Working grandparents, shared parental leave and care
Yesterday, the Chancellor announced that the government will extend shared parental leave (SPL) and pay to working grandparents from 2018 – another policy stolen from Labour’s election manifesto. It is easy to envisage some of the benefits this increased flexibility will bring and political parties are right to recognise how heavily reliant many working families are on grandparents. Polling for the TUC found that seven million grandparents are providing regular childcare, usually to enable parents to work, and 63 per cent of those grandparents are trying to hold down a job themselves. Yet working grandparents have no rights to leave to help them balance paid work and care. The Conservatives also pointed out that the new policy was likely to benefit single mothers, a group who were often overlooked in all the discussion about the increased choice SPL brought for couples. From 2018, a single mother will be able return to work early and transfer some of her maternity entitlement to a grandparent who could take time off work to care for the baby.

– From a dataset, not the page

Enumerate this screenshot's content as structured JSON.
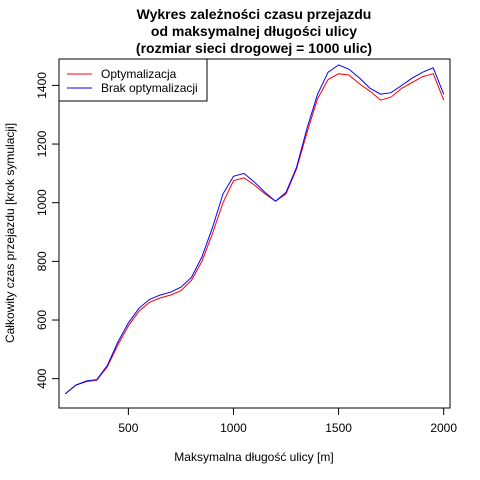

So the extension of SPL is likely to bring benefits for older workers and for families who are sharing childcare across the generations. But there are a few points to bear in mind to set this policy in context. First, SPL is only available for the first year of a child’s life so it will not help the millions of working grandparents who are regularly helping out with childcare for toddlers and school children. Neither does it give any help to working families who are struggling in that period between the end of the first year’s leave and the start of free childcare provision at two or three years old – a time when many families turn to grandparents for support.
Second, one of the main aims of SPL was to encourage fathers to play a greater role in childcare and to establish more equal parenting roles from the earliest stages. It will be interesting to see to what extent this new flexibility results in one generation of women transferring leave to an older generation of women instead of men taking on more responsibility for care. Many of the working grandmothers who might take SPL to help out with childcare will be relatively low paid (the gender pay gap is widest for women in their 50s). They will be struggling to build up a decent pension pot before they retire, having already taken time off work and worked part time while they raised their own children. The statutory pay rate for someone taking SPL is just £139.58 a week. This is half the national minimum wage for someone working a 40-hour week. Its real value has been eroded since 2011 and it would be worth nearly £10 a week more today if it had continued to increase in line with RPI. This low statutory pay is one of the main reasons why fathers say they cannot afford to take time off. The Conservatives should be looking to steal another policy from the Labour manifesto that would help address this and deliver the objective of more equal parenting: a promise to increase statutory pay to £260 a week and to give fathers 4 weeks’ leave on a ‘use it or lose it’ basis. Increasing statutory pay would also minimise the financial hit for the older women who do take SPL.
Third, the restrictive eligibility criteria for SPL should not be forgotten. The TUC estimates that 2 in 5 working fathers have gained no new rights to time off with the introduction of SPL. This is because the mother is not in paid work or because the father lacks the necessary length of service or employment status to qualify. With high and rising levels of self-employment among older workers (especially among older women) many families who may think this policy offers something for them might find that the grandparents don’t qualify for SPL because they are not employees. And some of the working grandparents who are most in need of leave – those who step in, usually in very difficult circumstances, to raise their grandchildren when parents no longer can – may gain nothing from this extension of SPL. If the mother is not in paid work, maybe because she has been suffering from depression or has a drink or drug problem, there will be no maternity entitlement that can be transferred to the working grandparent. Maybe some of these issues can be addressed through the consultation that the government promises us early next year.
What this policy move does recognise is that with more older people, especially older women, remaining in paid work for longer there needs to be much greater accommodation of caring responsibilities by employers. Older workers are not just caring for grandchildren, many are providing care on a daily or weekly basis for partners, elderly relatives and others too. What would be of greater benefit is a standalone entitlement to paid carers’ leave.